| Bug #24864 | Functions with a known result are NOT 'resolved' | ||
|---|---|---|---|
| Submitted: | 6 Dec 2006 19:13 | Modified: | 13 Mar 2007 19:03 |
| Reporter: | Andre Timmer | Email Updates: | |
| Status: | Not a Bug | Impact on me: | |
| Category: | MySQL Server: Optimizer | Severity: | S5 (Performance) |
| Version: | 5.0.32-BK, 5.0.18 | OS: | Linux (Linux) |
| Assigned to: | Igor Babaev | CPU Architecture: | Any |
[6 Dec 2006 19:14]
Andre Timmer
substring(f_attribute_path(id), 1, length('/root/ClientSuwi')
could be resolved to
substring(f_attribute_path(id), 1, 16)
[7 Dec 2006 6:39]
Valeriy Kravchuk
Thank you for a problem report. Please, send the results of SHOW CREATE TABLE and SHOW TABLE STATUS for that attribute table. Complete CREATE statement for that f_attribute_path function will be also useful. We need a complete test case that demonstrates the problem on latest (5.0.27) version of MySQL server.
[11 Dec 2006 12:56]
Andre Timmer
Example isn't worth that much without testdata.
This is much work.
A simpeler testcase:
SELECT BENCHMARK(1000000,substring('hello and goodbye', length('hello and'), length('goodbye'))) test1;
SELECT BENCHMARK(1000000,substring('hello and goodbye', 9, 7)) test2;
Both statements do the same, but the second statement is always faster.
Your SQL compiler builders should be able to conform wheather intermediate results which will not changed are 'resolved/reused'.
[14 Dec 2006 21:21]
Valeriy Kravchuk
Verified just as described in the last comment, with 5.0.32-BK on Linux:
mysql> explain extended SELECT BENCHMARK(1000000,substring('hello and goodbye',
length('hello and'), length('goodbye'))) test1;
+----+-------------+-------+------+---------------+------+---------+------+-----
-+----------------+
| id | select_type | table | type | possible_keys | key | key_len | ref | rows
| Extra |
+----+-------------+-------+------+---------------+------+---------+------+-----
-+----------------+
| 1 | SIMPLE | NULL | NULL | NULL | NULL | NULL | NULL | NULL
| No tables used |
+----+-------------+-------+------+---------------+------+---------+------+-----
-+----------------+
1 row in set, 1 warning (0.01 sec)
mysql> show warnings\G
*************************** 1. row ***************************
Level: Note
Code: 1003
Message: select benchmark(1000000,substr(_latin1'hello and goodbye',length(_lati
n1'hello and'),length(_latin1'goodbye'))) AS `test1`
1 row in set (0.00 sec)
So, as you can see above, functions are not "resolved" really. And it makes differtence for wall-clock run time:
mysql> SELECT BENCHMARK(100000000,substring('hello and goodbye', 9, 7)) test2;
+-------+
| test2 |
+-------+
| 0 |
+-------+
1 row in set (9.82 sec)
mysql> SELECT BENCHMARK(100000000,substring('hello and goodbye', length('hello
and'), length('goodbye'))) test1;
+-------+
| test1 |
+-------+
| 0 |
+-------+
1 row in set (11.25 sec)
[13 Mar 2007 19:03]
Igor Babaev
We do not not resolve constant expressions neither when using BENCHMARK (which would have devaluated BENCHMARK to a great extent) nor when using prepared statements. We resolve constant expressions only before execution (which can be easily checked in the debugger) of the query.

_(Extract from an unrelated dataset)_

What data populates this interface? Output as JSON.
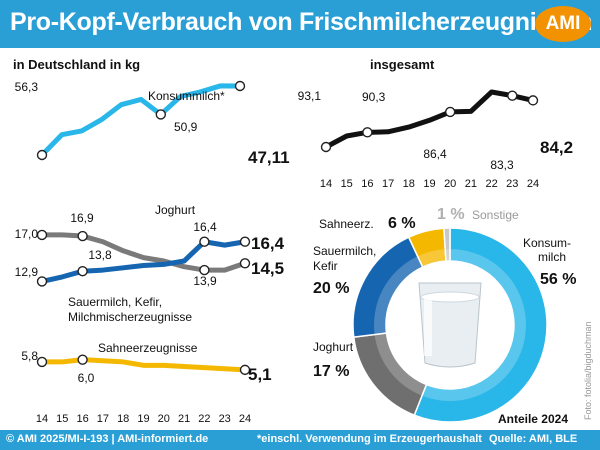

Description: First statement executes in 1s. Second one, a copy of the first statement but with 'resolved functions', in 0.5s. How to repeat: -- first statement select * from attribute where message_id = 14 and f_attribute_path(822) = substring(f_attribute_path(id), 1, length(f_attribute_path(822))) ; Executes in 1s. -- second statement (with resolved functions) 'select f_attribute_path(822)' yields '/root/ClientSuwi' select * from attribute where message_id = 14 and '/root/ClientSuwi' = substring(f_attribute_path(id), 1, length('/root/ClientSuwi')) ; Executes in 0.5s The difference is noticable because it's this function is quite slow. Hypothesis: - it's not detected that the function has a fixed outcome and could be 'resolved' Suggested fix: Detect that function has a fixed outcome and replace those functions by the result before starting the query. Maybe this influences even optimizer decisions.